Saturday 23 August 2014

The Particular Sadness of Lemon Cake



A Dorito asks nothing of you, which is its great gift. It only asks that you are not there.
I can't honestly say that I enjoyed reading The Particular Sadness of Lemon Cake, but the constant upset and frission that it produced in me means that Aimee Bender certainly wrote a book that affected me, and I'm having trouble deciding where that places it on the like-to-love scale.

Just before her ninth birthday, Rose Edelstein developed a curious gift: with just a bite of any food, she can read the cook's emotional state. That she recognised a hollow sadness in her mother's lemon cake was a confusing and terrifying realisation for Rose, and although she tried to describe her problem at first, her mother didn't understand (It's empty? Like I forgot an ingredient?). Years go by and Rose tries to negotiate the emotions in the foods she eats -- from the school cafeteria to her friend's lovingly packed lunches to the welcome sterility of factory-packaged junk food -- and although she makes a few attempts to explain to other people what it is she goes through, Rose remains distant from most people -- and especially from her own family -- only getting edible glimpses of her mother that she tries to suppress. 

What I found upsetting about this book is just how isolated everyone was. Rose's mother, Lane, is beautiful and lost; she is naturally good at everything but could never find what she wanted to do with her life. Rose can taste her mother's pain, but doesn't ask her about it, and other than an early breakdown where Rose cried uncontrollably about wanting to remove her own mouth, Rose never tried to tell her mother what she went through. Instead, she decided to become her mother's secret keeper:

I knew if I ate anything of hers again, it would likely tell me the same message: help me, I am not happy, help me -- like a message in a bottle sent in each meal to the eater, and I got it. I got the message.
Rose's father Paul -- a kind and decent Provider who was blind to the unhappiness around him -- has his own quirk: he is unable to enter hospitals; had to watch for news of his children's births from the sidewalk across the street. Wanting to make some kind of connection with him, Rose started to watch TV with him in the evenings:
It was like we were exchanging codes, on how to be a father and a daughter, like we'd read about it in a manual, translated from another language, and were doing our best with what we could understand.
Rose's brother Joseph is a genius, averse to human touch, and his mother's favourite (her it). There's a strange ritual (once Lane takes up woodworking) where Joseph would spend an hour every week removing the splinters from his mother's hands, but even this wasn't really about touch or human connection:
That at the same time of this very intimate act of concentrating so carefully on the details of our mother's palm and fingertips, he was also removing all traces of any tiny leftover parts, and suddenly a ritual which I'd always found incestuous and gross seemed to me more like a desperate act on Joseph's part to get out, to leave, to extract every little last remnant and bring it into open air.
So there's all this pain and no one is acknowledging it and the years go by and it isn't until Rose hits her twenties that anything changes and she learns that she may not be the only one in her family with a special power **spoiler** Joseph worked on transforming into furniture until, unable to bear the pain of existing in the real world any longer, turned into a folding chair for good. Paul revealed that, not only could his father "read people" by smelling them, but he suspects that he would be able to heal people in hospitals and that's why he avoids them. ** end spoiler**  And then the book ends with maybe a glimmer of hope for Rose as she explores how she might use her gift (which has evolved into her also being able to separate out ingredients in food and identify what State or factory or farm they came from). 

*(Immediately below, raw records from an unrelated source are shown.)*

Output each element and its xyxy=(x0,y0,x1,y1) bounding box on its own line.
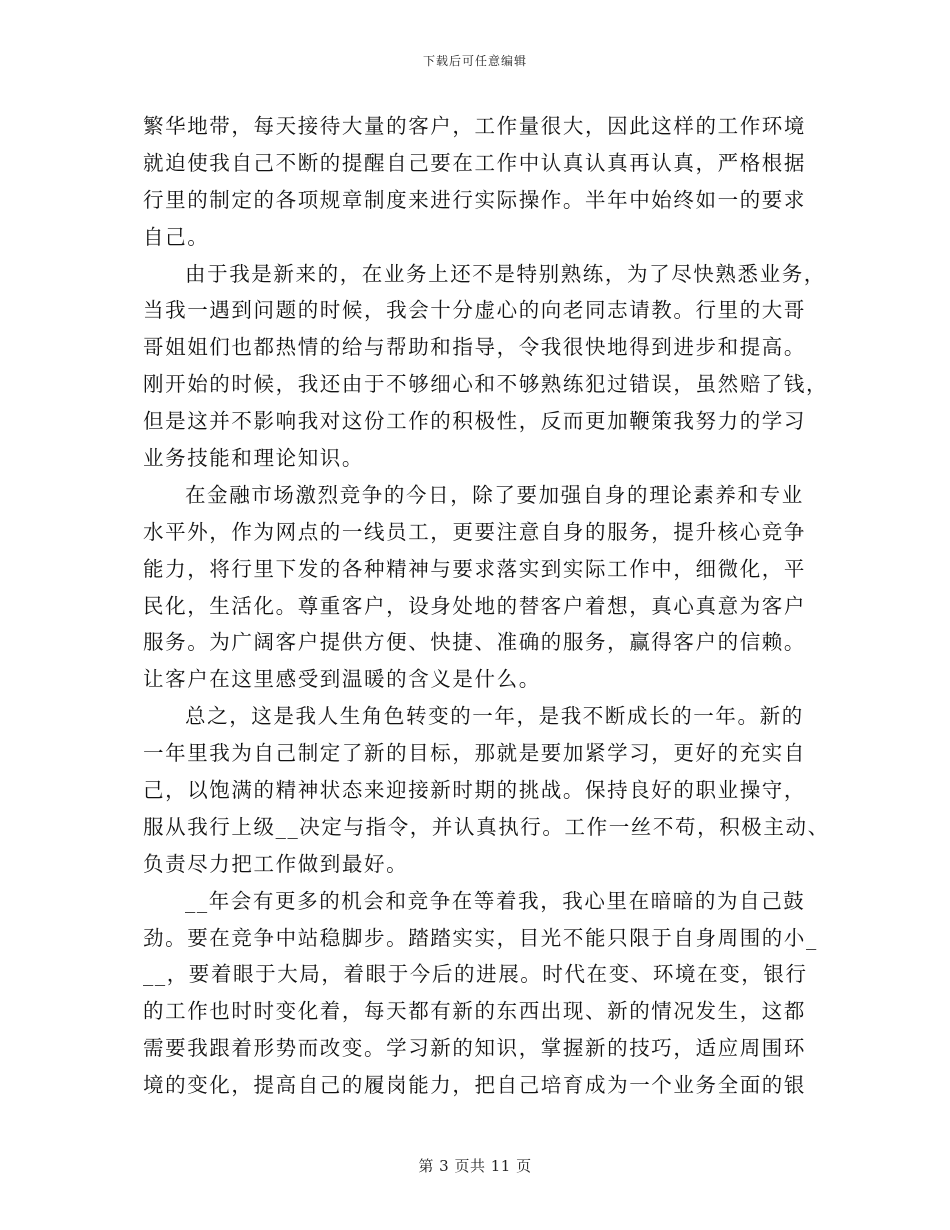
text-line: 行里的制定的各项规章制度来进行实际操作。半年中始终如一的要求 xyxy=(143,187,806,212)
text-line: 的工作也时时变化着，每天都有新的东西出现、新的情况发生，这都 xyxy=(143,999,806,1024)
text-line: 民化，生活化。尊重客户，设身处地的替客户着想，真心真意为客户 xyxy=(143,593,806,618)
text-line: 业务技能和理论知识。 xyxy=(143,446,364,471)
text-line: 自己。 xyxy=(143,224,210,249)
text-line: 服务。为广阔客户提供方便、快捷、准确的服务，赢得客户的信赖。 xyxy=(143,630,806,655)
paragraph-first-line: __年会有更多的机会和竞争在等着我，我心里在暗暗的为自己鼓 xyxy=(185,888,806,913)
text-line: 让客户在这里感受到温暖的含义是什么。 xyxy=(143,667,541,692)
text-line: 当我一遇到问题的时候，我会十分虚心的向老同志请教。行里的大哥 xyxy=(143,298,806,323)
text-line: 就迫使我自己不断的提醒自己要在工作中认真认真再认真，严格根据 xyxy=(143,150,806,175)
text-line: 但是这并不影响我对这份工作的积极性，反而更加鞭策我努力的学习 xyxy=(143,409,806,434)
text-line: 需要我跟着形势而改变。学习新的知识，掌握新的技巧，适应周围环 xyxy=(143,1036,806,1061)
paragraph-first-line: 在金融市场激烈竞争的今日，除了要加强自身的理论素养和专业 xyxy=(185,482,804,507)
paragraph-first-line: 总之，这是我人生角色转变的一年，是我不断成长的一年。新的 xyxy=(185,704,804,729)
text-line: 哥姐姐们也都热情的给与帮助和指导，令我很快地得到进步和提高。 xyxy=(143,335,806,360)
text-line: 劲。要在竞争中站稳脚步。踏踏实实，目光不能只限于自身周围的小_ xyxy=(143,925,818,950)
page-header-note: 下载后可任意编辑 xyxy=(422,54,527,68)
text-line: 刚开始的时候，我还由于不够细心和不够熟练犯过错误，虽然赔了钱， xyxy=(143,372,829,397)
paragraph-first-line: 由于我是新来的，在业务上还不是特别熟练，为了尽快熟悉业务， xyxy=(185,261,826,286)
text-line: 一年里我为自己制定了新的目标，那就是要加紧学习，更好的充实自 xyxy=(143,741,806,766)
document-body xyxy=(143,108,830,1104)
text-line: 境的变化，提高自己的履岗能力，把自己培育成为一个业务全面的银 xyxy=(143,1073,806,1098)
text-line: 能力，将行里下发的各种精神与要求落实到实际工作中，细微化，平 xyxy=(143,556,806,581)
text-line: 繁华地带，每天接待大量的客户，工作量很大，因此这样的工作环境 xyxy=(143,114,806,138)
text-line: 负责尽力把工作做到最好。 xyxy=(143,851,409,876)
page-number-footer: 第 3 页共 11 页 xyxy=(418,1157,532,1175)
text-line: 己，以饱满的精神状态来迎接新时期的挑战。保持良好的职业操守， xyxy=(143,778,806,803)
text-line: __，要着眼于大局，着眼于今后的进展。时代在变、环境在变，银行 xyxy=(143,962,808,987)
text-line: 水平外，作为网点的一线员工，更要注意自身的服务，提升核心竞争 xyxy=(143,519,806,544)
text-line: 服从我行上级__决定与指令，并认真执行。工作一丝不苟，积极主动、 xyxy=(143,814,830,839)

People who apparently know the difference declare that The Particular Sadness of Lemon Cake isn't magical realism so much as surrealism, but either way, there's an element of unrealism that prevented me from connecting with these characters and their story: for a novel about emotions, I didn't get these people emotionally, and that might be the point, and I might not be smart enough to see what's really going on here (since critics seem to universally love it). But it can't be dismissed either: the writing was consistently very interesting, and like I started with, this book shook me up. I'm having a heart and head conflict about this one, and that's likely Bender's intention, and therefore she succeeded, so it's a hesitant and qualified four stars.




I read this book because Aimee Bender wrote the only short story referenced in The Storied Life of A. J. Fikrey that I couldn't access online (or at my library). In that story, Ironhead, apparently a mom and dad with pumpinheads give birth to a son with an ironhead and it's considered a grave birth defect and doesn't lead to a happy ending. That should have tipped me off to the kind of surrealism that Bender works with, and although this book isn't on my list of favourites, I would be interested in exploring her work some more in the future.